This project presents an implementation and evaluation of an end-to-end system based on deep learning for speech enhancement based audio source separation, in the monaural voice recordings. Speech Enhancement is achieved by applying a ratio mask to a time-frequency representation of the input signal and through a subsequent reconstruction of the estimated clean speech signal. The mask is estimated from the noisy mixture input data using deep learning machines which are trained on a dataset obtained by additive mixing of recordings of the clean speech and the different sources of noise at a particular signal-to-noise ratio. The expected intelligibility of the reconstructed audio is compared using the intelligibility metric STOI (Short-Time Objective Intelligebility). The quality of estimated clean speech post processing, is compared using the quality metric PESQ (Perceptual Evaluation of Speech Quality), as recommended by the ITU (International Telecommunication Union).

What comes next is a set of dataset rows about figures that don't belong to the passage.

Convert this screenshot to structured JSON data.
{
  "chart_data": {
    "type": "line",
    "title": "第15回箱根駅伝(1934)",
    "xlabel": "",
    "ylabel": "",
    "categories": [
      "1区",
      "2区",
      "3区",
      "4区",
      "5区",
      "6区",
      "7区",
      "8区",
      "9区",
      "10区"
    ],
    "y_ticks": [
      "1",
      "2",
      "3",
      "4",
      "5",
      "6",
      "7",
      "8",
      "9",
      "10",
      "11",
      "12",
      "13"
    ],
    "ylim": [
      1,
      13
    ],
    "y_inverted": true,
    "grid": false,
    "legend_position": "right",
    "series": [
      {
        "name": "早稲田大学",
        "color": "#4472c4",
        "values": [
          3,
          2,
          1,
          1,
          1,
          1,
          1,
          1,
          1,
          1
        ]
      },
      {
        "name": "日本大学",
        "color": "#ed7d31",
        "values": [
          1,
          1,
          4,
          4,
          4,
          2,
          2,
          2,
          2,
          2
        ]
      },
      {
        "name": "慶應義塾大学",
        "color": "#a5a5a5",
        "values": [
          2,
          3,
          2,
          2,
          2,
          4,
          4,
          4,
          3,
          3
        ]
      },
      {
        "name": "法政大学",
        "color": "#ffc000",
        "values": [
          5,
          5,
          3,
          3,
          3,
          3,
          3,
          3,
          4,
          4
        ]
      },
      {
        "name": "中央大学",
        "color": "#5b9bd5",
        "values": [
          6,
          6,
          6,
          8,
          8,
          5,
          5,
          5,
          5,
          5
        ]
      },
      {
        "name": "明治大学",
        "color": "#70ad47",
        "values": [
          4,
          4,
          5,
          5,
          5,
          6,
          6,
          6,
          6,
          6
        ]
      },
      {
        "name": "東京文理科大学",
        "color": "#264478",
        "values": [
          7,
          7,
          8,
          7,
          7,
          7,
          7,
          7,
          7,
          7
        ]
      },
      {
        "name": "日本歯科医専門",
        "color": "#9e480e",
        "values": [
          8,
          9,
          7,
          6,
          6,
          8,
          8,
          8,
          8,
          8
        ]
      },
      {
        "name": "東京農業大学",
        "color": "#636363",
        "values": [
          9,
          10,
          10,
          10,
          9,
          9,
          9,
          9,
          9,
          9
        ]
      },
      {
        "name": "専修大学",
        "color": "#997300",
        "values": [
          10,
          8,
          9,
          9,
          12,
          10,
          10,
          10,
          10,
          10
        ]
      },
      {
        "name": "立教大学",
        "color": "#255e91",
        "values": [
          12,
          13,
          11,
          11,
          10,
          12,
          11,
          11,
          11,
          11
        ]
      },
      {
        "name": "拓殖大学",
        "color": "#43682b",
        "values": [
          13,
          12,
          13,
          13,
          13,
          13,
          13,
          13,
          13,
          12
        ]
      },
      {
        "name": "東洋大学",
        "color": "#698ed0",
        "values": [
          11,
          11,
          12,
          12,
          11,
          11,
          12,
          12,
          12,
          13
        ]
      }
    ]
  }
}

Please go through the project wiki for background and understanding the process first.
- Setup(if not already done) Matlab (version R2019a or higher).
- Dataset. If you want to use your own dataset, this is not required.
- Fork/Clone this repository.
- Add the project to the Matlab path.
- Try automated training and testing exercise by using the baseline DNN model for a minimum number of training samples (for example 100) by invoking:
train_test_model(<path_to_clean_speech_samples>, <path_to_noise_samples>, <numSamples>, <validation_percentage e.g. 0.15 for 15%>, <test percentage e.g. 0.15 for 15%>, <snr at which speech is to be mixed to noise e.g. 0/-2 etc.>, <save_model true/false for saving model as .mat object to local file system>, 1, 1)
in the matlab command window. - If everything works fine, the result of STOI scores for the test subset of the dataset would be shown in the Matlab command window as a result.
- In case of error while saving the estimated speech samples post training phase, edit the modelPrediction.m script to include the save paths based on your operating system.
- In case of error during the training phase with GPU execution environment, please make sure that your system has a compatible GPU and that the latest GPU drivers are installed. If the compatible GPU is not present, change the execution environment to cpu in the baseline model
- For trying your own deep learning models and comparing it with the baseline, add the new model to the model directory.
- If you would wish to try a new set of audio feature extraction, kindly add a class property for the same in the audio_features.m and write your extraction method in tune with the existing framework for the same in the class.
If you would like to contribute your work to this project, please generate a pull request. This would help us compare performances of different approaches for speech enhacement based source separation along with you.